En d’autres termes, les plus pauvres des pauvres ne recevront des fonds et une aide alimentaire que s’ils adoptent des mesures environnementales basées sur les idées des groupes de réflexion environnementalistes riches (biologique, sans engrais de synthèse ni semences innovantes) ? Les petits exploitants des pays en proie à la famine ont besoin de meilleurs rendements pour pouvoir conserver leurs terres et peut-être scolariser à nouveau leurs enfants. Affecter l’aide alimentaire aux pays en développement en péril en fonction de leur capacité à lutter contre le changement climatique (en adoptant des pratiques agricoles moins intensives et à plus faible rendement) relève de la pure folie sectaire.
Blâmer les autres
Dès la première page de la communication, la Commission européenne s’est efforcée d’indiquer clairement qu’elle n’est pour rien dans les crises de sécurité alimentaire à venir qui toucheront les pays en développement. Elle a blâmé l’invasion russe (quatre fois), les spéculateurs du marché (trois fois) ainsi que la pandémie et le changement climatique.
Mais la réalité est que trois décennies de politiques de précaution à l’égard des technologies agricoles innovantes (blocage de la plupart des OGM, rejet de l’édition de gènes, mise en œuvre d’une approche fondée sur les dangers interdisant la plupart des pesticides, restriction des outils d’élevage et limitation des engrais chimiques) ont fait de l’agriculture une profession non rentable et moribonde. L’Europe n’est plus capable de se nourrir et compte sur les surplus de production alimentaire des autres (comme l’Ukraine).
Comment diable les responsables européens peuvent-ils, en toute honnêteté, affirmer que nous sommes « largement autosuffisants pour les produits agricoles clés » ? Malgré les affirmations créatives passées affirmant le contraire, le déficit alimentaire annuel de l’UE (hors boissons et poissons) s’est élevé en moyenne à 8,376 milliards d’euros de 2010 à 2017 (OMC ). Les agriculteurs de l’UE ne peuvent pas nourrir leur bétail sans importations massives de maïs et de soja (principalement GM) en provenance d’Argentine, des États-Unis, d’Australie et d’Ukraine. « Largement autosuffisants »…

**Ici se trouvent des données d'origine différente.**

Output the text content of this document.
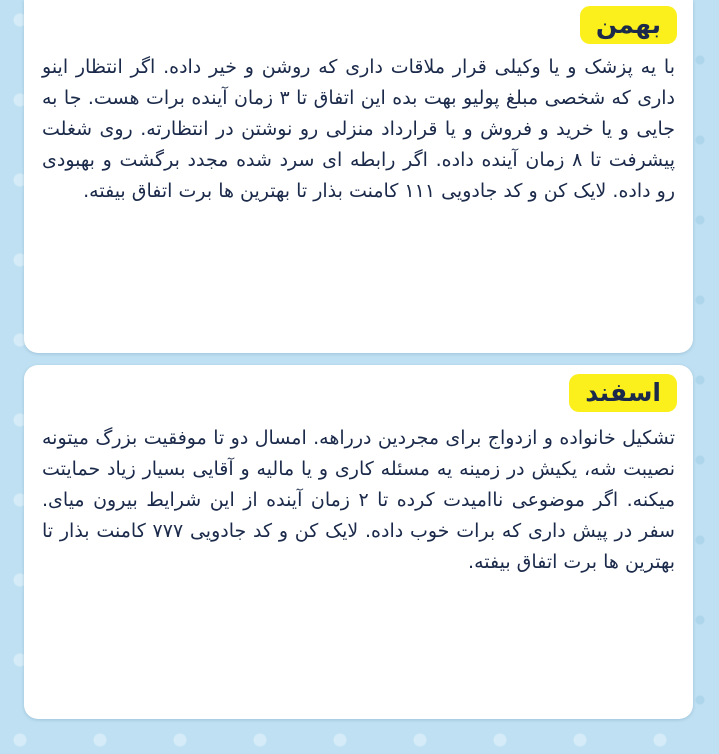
بهمن
با یه پزشک و یا وکیلی قرار ملاقات داری که روشن و خیر داده. اگر انتظار اینو داری که شخصی مبلغ پولیو بهت بده این اتفاق تا ۳ زمان آینده برات هست. جا به جایی و یا خرید و فروش و یا قرارداد منزلی رو نوشتن در انتظارته. روی شغلت پیشرفت تا ۸ زمان آینده داده. اگر رابطه ای سرد شده مجدد برگشت و بهبودی رو داده. لایک کن و کد جادویی ۱۱۱ کامنت بذار تا بهترین ها برت اتفاق بیفته.
اسفند
تشکیل خانواده و ازدواج برای مجردین درراهه. امسال دو تا موفقیت بزرگ میتونه نصیبت شه، یکیش در زمینه یه مسئله کاری و یا مالیه و آقایی بسیار زیاد حمایتت میکنه. اگر موضوعی ناامیدت کرده تا ۲ زمان آینده از این شرایط بیرون میای. سفر در پیش داری که برات خوب داده. لایک کن و کد جادویی ۷۷۷ کامنت بذار تا بهترین ها برت اتفاق بیفته.
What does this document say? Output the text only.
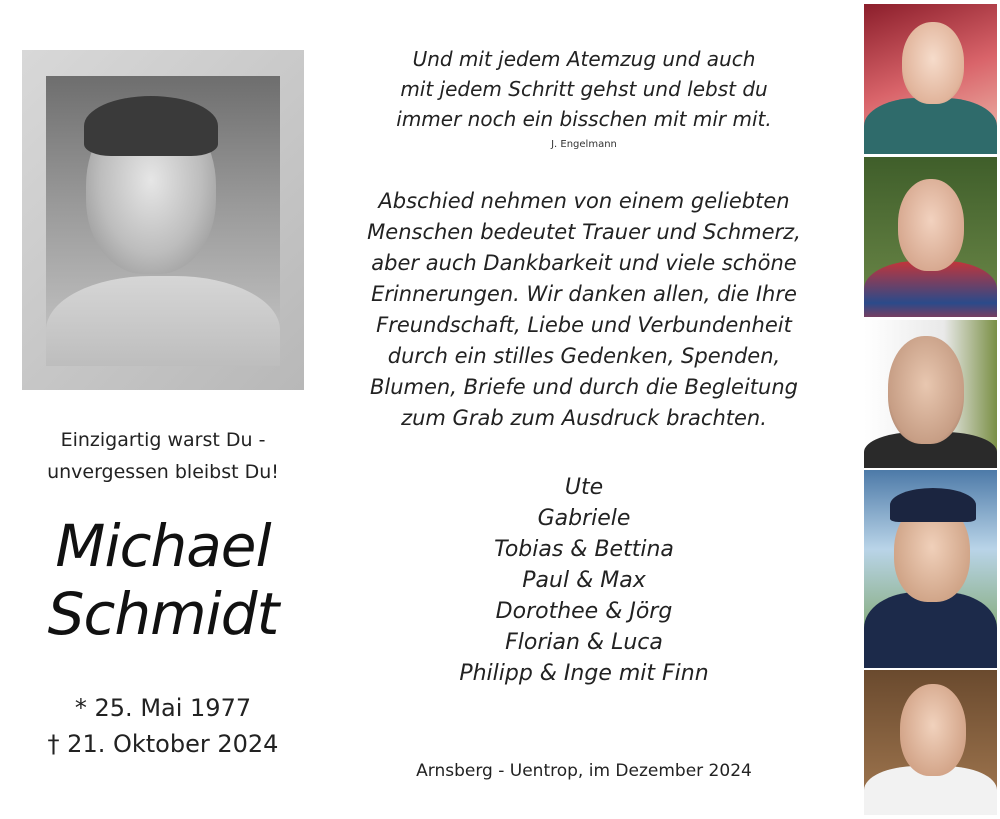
Einzigartig warst Du -
unvergessen bleibst Du!
Michael
Schmidt
* 25. Mai 1977
† 21. Oktober 2024
Und mit jedem Atemzug und auch
mit jedem Schritt gehst und lebst du
immer noch ein bisschen mit mir mit.
J. Engelmann
Abschied nehmen von einem geliebten
Menschen bedeutet Trauer und Schmerz,
aber auch Dankbarkeit und viele schöne
Erinnerungen. Wir danken allen, die Ihre
Freundschaft, Liebe und Verbundenheit
durch ein stilles Gedenken, Spenden,
Blumen, Briefe und durch die Begleitung
zum Grab zum Ausdruck brachten.
Ute
Gabriele
Tobias & Bettina
Paul & Max
Dorothee & Jörg
Florian & Luca
Philipp & Inge mit Finn
Arnsberg - Uentrop, im Dezember 2024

L’échec des politiques agricoles de l’UE a conduit l’Europe à ce point que sa dépendance vis-à-vis des importations et sa demande de cultures de luxe (biologiques) à faible rendement deviennent rapidement la raison de la pénurie alimentaire et de la vulnérabilité des pays en développement. Et la solution de la Commission à l’insécurité alimentaire à venir est de continuer obstinément à promouvoir son idéologie Farm2Fork pro-biologique qui étranglera encore plus la production agricole de l’UE, rendant les pays les plus pauvres, qui ne peuvent pas payer, encore plus vulnérables aux stress alimentaires.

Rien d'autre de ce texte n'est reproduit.